Selat Hormuz, selat sempit yang terletak antara Teluk Persia dan Teluk Oman, mendadak menjadi titik panas dunia. Dengan hanya selebar 33 km di titik tersempitnya, selat ini menjadi jalur vital bagi hampir 20% pasokan minyak global. Jika selat ini ditutup, dampaknya tidak hanya akan mengguncang kawasan Timur Tengah, tetapi juga mengguncang sendi ekonomi dan geopolitik dunia.
Ancaman Penutupan Selat Hormuz: "Titik Cekik" Dunia
Ketegangan antara Iran dan Israel, yang kian meningkat, menjadi pemicu utama kekhawatiran akan tertutupnya Selat Hormuz. Iran beberapa kali mengancam akan menutup selat ini jika merasa diserang atau diprovokasi secara strategis. Ancaman tersebut bukan isapan jempol. Pada 2011 dan 2019, Iran pernah melakukan demonstrasi militer di kawasan tersebut untuk menunjukkan kemampuannya.
Jika Selat Hormuz ditutup, berikut adalah dampak global yang tak terelakkan:
- Harga minyak mentah bisa melonjak hingga dua kali lipat, bahkan mencapai $150 per barel (menurut simulasi Brookings Institution).

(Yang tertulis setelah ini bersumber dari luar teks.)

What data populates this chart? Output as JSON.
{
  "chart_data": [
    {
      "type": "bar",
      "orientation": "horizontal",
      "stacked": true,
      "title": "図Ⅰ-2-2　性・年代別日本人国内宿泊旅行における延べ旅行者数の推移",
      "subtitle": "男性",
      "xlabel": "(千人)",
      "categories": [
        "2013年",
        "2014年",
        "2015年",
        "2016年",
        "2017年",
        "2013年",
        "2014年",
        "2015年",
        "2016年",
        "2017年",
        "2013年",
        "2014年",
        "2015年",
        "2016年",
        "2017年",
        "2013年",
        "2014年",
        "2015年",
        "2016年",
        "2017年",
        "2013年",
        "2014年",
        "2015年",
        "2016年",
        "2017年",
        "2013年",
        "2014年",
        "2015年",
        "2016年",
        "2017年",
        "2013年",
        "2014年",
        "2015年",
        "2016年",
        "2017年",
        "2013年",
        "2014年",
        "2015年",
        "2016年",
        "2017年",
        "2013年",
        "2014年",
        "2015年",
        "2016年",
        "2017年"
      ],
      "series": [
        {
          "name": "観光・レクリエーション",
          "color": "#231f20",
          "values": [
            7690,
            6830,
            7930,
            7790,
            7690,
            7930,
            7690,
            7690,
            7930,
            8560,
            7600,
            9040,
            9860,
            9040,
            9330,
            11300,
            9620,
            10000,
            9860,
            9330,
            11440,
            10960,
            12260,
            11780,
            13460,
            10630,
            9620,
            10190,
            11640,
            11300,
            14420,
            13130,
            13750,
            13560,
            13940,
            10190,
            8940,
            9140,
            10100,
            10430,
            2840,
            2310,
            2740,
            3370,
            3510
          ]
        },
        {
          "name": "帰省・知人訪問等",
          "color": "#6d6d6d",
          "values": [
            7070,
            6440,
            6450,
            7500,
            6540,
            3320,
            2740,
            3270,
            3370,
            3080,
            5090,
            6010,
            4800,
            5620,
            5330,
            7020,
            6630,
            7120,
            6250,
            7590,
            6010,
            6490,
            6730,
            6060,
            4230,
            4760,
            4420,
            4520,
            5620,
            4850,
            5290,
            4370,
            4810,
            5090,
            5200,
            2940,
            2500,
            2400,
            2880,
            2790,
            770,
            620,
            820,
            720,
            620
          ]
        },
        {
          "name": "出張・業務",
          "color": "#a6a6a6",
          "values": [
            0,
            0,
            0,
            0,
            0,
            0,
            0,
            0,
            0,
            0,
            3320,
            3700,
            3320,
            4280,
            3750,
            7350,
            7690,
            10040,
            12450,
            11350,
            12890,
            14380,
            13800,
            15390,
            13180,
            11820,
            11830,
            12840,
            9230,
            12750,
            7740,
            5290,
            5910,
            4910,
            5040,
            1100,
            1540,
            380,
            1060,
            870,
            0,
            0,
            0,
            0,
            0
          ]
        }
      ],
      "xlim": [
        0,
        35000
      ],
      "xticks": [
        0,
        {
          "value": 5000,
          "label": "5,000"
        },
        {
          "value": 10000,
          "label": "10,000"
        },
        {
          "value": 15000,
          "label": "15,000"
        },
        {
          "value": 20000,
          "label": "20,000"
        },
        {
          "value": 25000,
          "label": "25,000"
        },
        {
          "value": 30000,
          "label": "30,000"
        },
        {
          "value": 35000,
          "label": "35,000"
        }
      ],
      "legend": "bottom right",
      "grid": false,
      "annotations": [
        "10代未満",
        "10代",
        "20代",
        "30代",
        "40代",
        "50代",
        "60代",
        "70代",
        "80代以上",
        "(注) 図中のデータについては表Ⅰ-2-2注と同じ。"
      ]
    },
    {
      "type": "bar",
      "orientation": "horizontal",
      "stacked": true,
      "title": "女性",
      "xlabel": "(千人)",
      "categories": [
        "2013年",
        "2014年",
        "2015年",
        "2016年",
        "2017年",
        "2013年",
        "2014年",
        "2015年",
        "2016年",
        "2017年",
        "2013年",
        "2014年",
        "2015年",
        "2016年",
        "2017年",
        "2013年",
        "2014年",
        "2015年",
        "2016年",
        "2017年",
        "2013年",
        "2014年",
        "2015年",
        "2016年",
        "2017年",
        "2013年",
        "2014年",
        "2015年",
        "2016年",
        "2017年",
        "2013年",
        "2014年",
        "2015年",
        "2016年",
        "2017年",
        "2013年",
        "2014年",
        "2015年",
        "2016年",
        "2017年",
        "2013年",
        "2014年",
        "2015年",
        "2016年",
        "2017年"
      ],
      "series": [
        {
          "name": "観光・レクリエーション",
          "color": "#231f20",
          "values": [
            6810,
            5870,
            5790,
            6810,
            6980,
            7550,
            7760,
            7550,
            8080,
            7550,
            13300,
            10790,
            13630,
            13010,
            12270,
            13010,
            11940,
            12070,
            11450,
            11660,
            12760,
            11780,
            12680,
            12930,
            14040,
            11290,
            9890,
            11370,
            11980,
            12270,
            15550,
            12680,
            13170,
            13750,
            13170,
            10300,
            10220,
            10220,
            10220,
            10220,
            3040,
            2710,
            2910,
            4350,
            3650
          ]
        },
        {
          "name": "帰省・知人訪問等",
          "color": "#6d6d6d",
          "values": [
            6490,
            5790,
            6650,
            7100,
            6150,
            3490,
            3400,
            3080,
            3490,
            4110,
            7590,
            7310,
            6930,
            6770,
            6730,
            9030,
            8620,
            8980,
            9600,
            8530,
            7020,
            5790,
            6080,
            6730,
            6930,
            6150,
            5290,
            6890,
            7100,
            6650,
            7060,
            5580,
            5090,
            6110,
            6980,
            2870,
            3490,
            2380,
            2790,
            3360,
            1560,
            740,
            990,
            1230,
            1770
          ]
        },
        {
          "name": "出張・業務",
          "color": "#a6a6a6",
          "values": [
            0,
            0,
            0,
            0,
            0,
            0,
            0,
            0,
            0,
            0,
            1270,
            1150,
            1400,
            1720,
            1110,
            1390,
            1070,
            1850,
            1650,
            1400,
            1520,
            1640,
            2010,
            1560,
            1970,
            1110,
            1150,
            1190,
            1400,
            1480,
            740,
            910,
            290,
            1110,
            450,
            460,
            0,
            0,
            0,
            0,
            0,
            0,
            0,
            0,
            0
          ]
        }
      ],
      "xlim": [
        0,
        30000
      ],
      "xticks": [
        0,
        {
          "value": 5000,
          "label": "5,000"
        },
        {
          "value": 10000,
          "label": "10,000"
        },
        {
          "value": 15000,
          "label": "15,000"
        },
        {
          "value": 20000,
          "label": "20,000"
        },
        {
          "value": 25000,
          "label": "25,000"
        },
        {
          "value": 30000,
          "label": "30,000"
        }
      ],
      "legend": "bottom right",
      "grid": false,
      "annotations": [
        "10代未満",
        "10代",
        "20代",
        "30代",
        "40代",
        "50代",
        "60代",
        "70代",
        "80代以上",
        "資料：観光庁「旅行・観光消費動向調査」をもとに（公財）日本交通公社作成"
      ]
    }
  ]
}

- Krisis energi akan melanda negara-negara pengimpor seperti India, Jepang, Korea Selatan, dan sebagian besar negara Eropa.
- Inflasi global melonjak, terutama di negara berkembang yang bergantung pada impor BBM.
- Kekacauan logistik akan mengganggu pasokan barang strategis di jalur pelayaran internasional.
- Pasar saham global rontok, investor panik, dan terjadi pelarian modal besar-besaran.
Peran Negara-Negara Dunia: Bukan Saatnya Diam
Menghadapi potensi bencana global ini, negara-negara dunia tidak bisa sekadar menunggu. Ada beberapa langkah yang semestinya diambil bersama:
1. Diplomasi Kuat Melalui Jalur Multilateral
PBB dan negara-negara besar seperti Amerika Serikat, Uni Eropa, dan negara anggota G20 harus mendorong dialog terbuka antara Iran dan negara-negara di kawasan Teluk, termasuk Israel.
Langkah ini membutuhkan:
- Aktivasi kembali nuclear deal (JCPOA) yang dulu sempat menyatukan Iran dan negara-negara Barat.
- Deklarasi netralitas jalur laut internasional di bawah hukum laut internasional (UNCLOS).
2. Diversifikasi Jalur Energi
Negara-negara konsumen energi harus mengembangkan jalur alternatif. Misalnya:
- Memaksimalkan jalur pipa dari Arab Saudi ke Laut Merah (Petroline).
- Meningkatkan cadangan strategis nasional (strategic petroleum reserves).
- Investasi besar-besaran dalam energi terbarukan dan efisiensi energi.
3. Kerja Sama Maritim Global
Koalisi angkatan laut internasional bisa dibentuk untuk menjaga keamanan jalur pelayaran di kawasan tersebut. Operasi seperti ini pernah dilakukan dalam bentuk Combined Maritime Forces (CMF) yang beroperasi di Teluk Aden dan sekitarnya untuk melawan pembajakan.
Bagaimana dengan Indonesia?
Sebagai negara besar dengan ketergantungan tinggi pada impor minyak, Indonesia tidak bisa mengabaikan isu Selat Hormuz. Meski jaraknya ribuan kilometer, dampaknya bisa langsung dirasakan masyarakat Indonesia.
Dampak ke Indonesia:
- Harga BBM di dalam negeri naik, bahkan bisa memicu penyesuaian subsidi energi.
- Tekanan terhadap APBN meningkat, karena subsidi energi akan membengkak.
- Inflasi melonjak, terutama pada sektor transportasi dan logistik.
Peran Strategis Indonesia:
- Diplomasi Aktif dalam Forum InternasionalÂ
- Indonesia bisa menggunakan kekuatannya di G20, OKI, dan ASEAN untuk mendorong deeskalasi ketegangan Iran-Israel dan menyerukan pembukaan jalur pelayaran global demi kepentingan bersama.
- -Diversifikasi Energi dan Transisi Hijau Momentum ini harus dijadikan peluang untuk mempercepat transisi ke energi terbarukan: tenaga surya, hidro, panas bumi, dan bioenergi.
- -Perkuat Cadangan Minyak Nasional Pemerintah Indonesia perlu mengembangkan Strategic Petroleum Reserve (SPR) agar ketahanan energi meningkat jika terjadi krisis pasokan.
- -Membangun Ketahanan Energi Lokal Pemerintah dan swasta harus mendorong program energy efficiency dan konversi energi di sektor rumah tangga dan industri.